AWR HAWKINS on London Terror: When Guns Are Prohibited the Man With a Knife is King
AWR HAWKINS on London Terror: When Guns Are Prohibited the Man With a Knife is King
The June 3 London terror attacks reminded a watching world of numerous important lessons, among them the fact that a man with a knife is king in world where guns are prohibited.
As the world the watched–outraged at the brutality of the attackers and emotionally devastated by the pain of the families who lost innocents–we also saw that attack survivors were forced to defend their lives by throwing bar stools and “pint glasses.”
The Daily Mail quoted a witness, 47-old Gerard Vowls, who told BBC that he felt “defenseless” when the attack occurred:
I saw these three Muslim guys come up with knives, they ran up and started stabbing this girl under the train bridge. They attacked her and then they stabbed another guy. I was shouting ‘run run run’ and throwing bottles at them, pint glasses. I tried to help as many people as I could but I was defenseless. If I had fallen over they probably would have killed me. They stabbed the girl maybe 10 or 15 times.
The backdrop for the defenselessness that left Londoners no option but to run and/or throw drink glasses is a gun control push that has been underway in London for nearly a century.

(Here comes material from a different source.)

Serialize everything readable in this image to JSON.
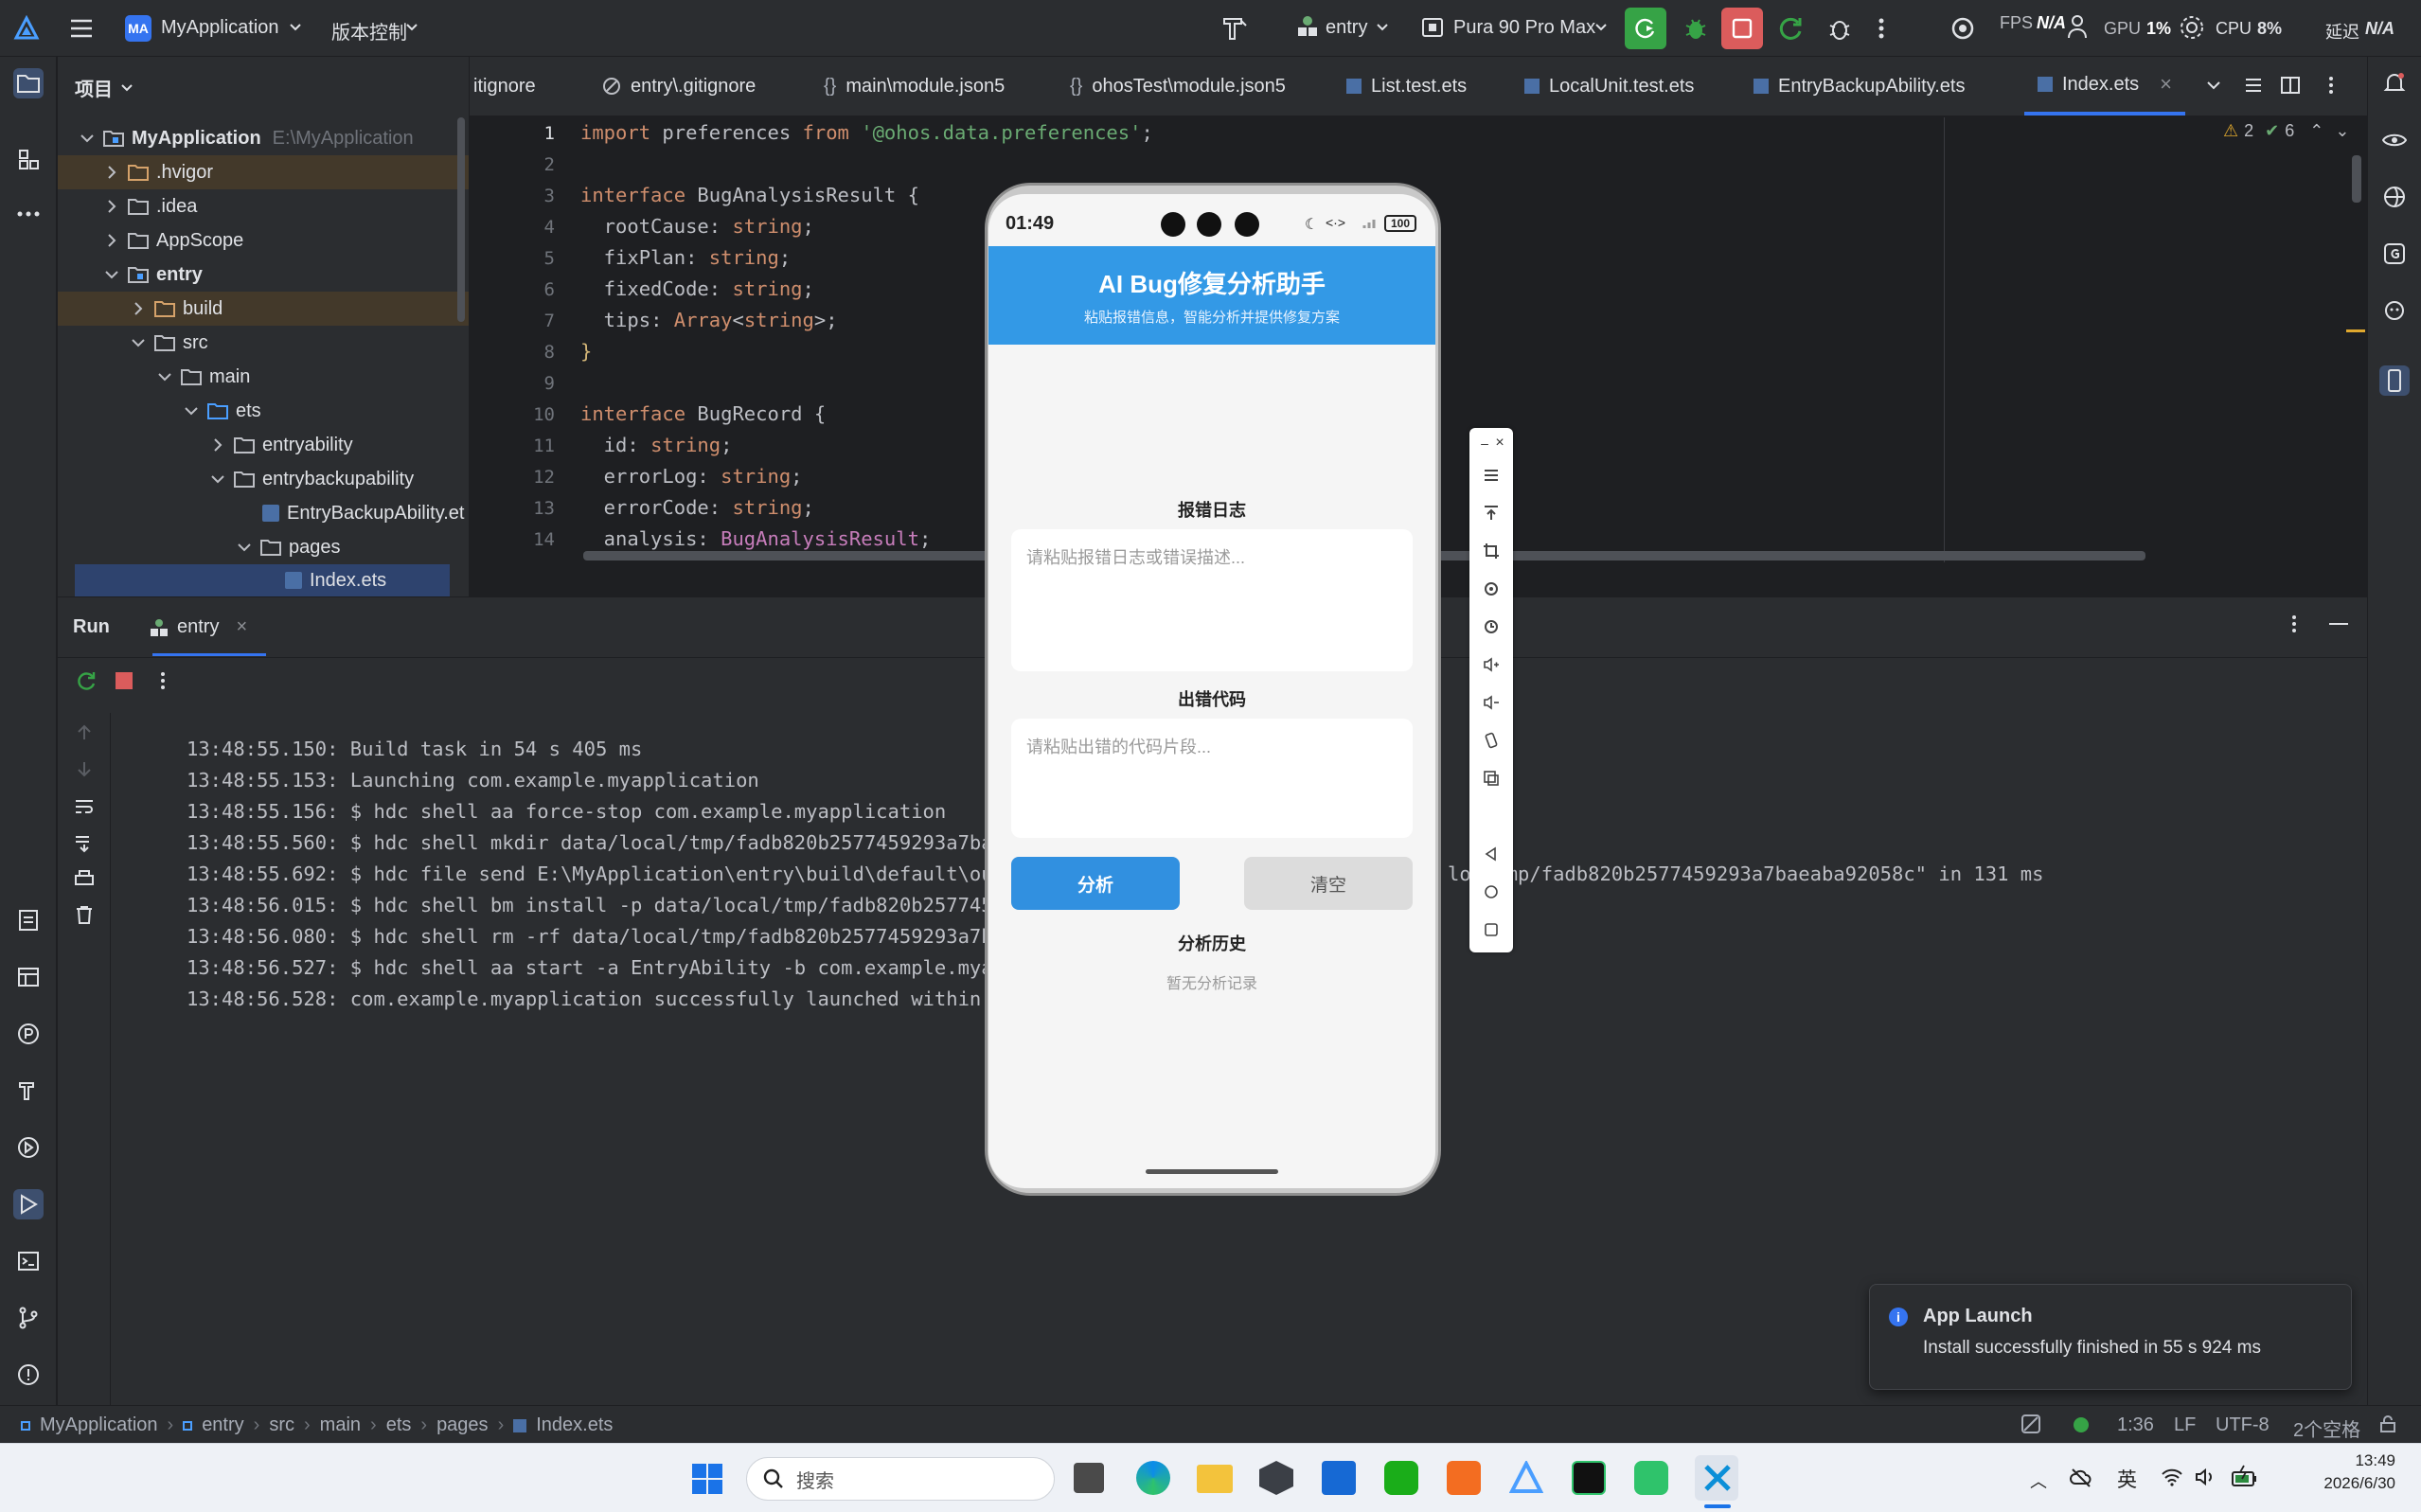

Author Frank Miniter has shown that England’s efforts to restrict private gun ownership began shortly after World War I and finally culminated in the Firearms Act of 1997. That Act “banned the private ownership of handguns almost completely.” And as the law-abiding English people forewent guns for self-defense police who not been armed began to carry guns.
In other words, as Londoners were unable to provide a check on crime and terrorism because disarmed, police had to fill the gap by arming themselves. But police do not arrive until after the crime or terrorist attack has occurred, so innocents must make do until police arrive.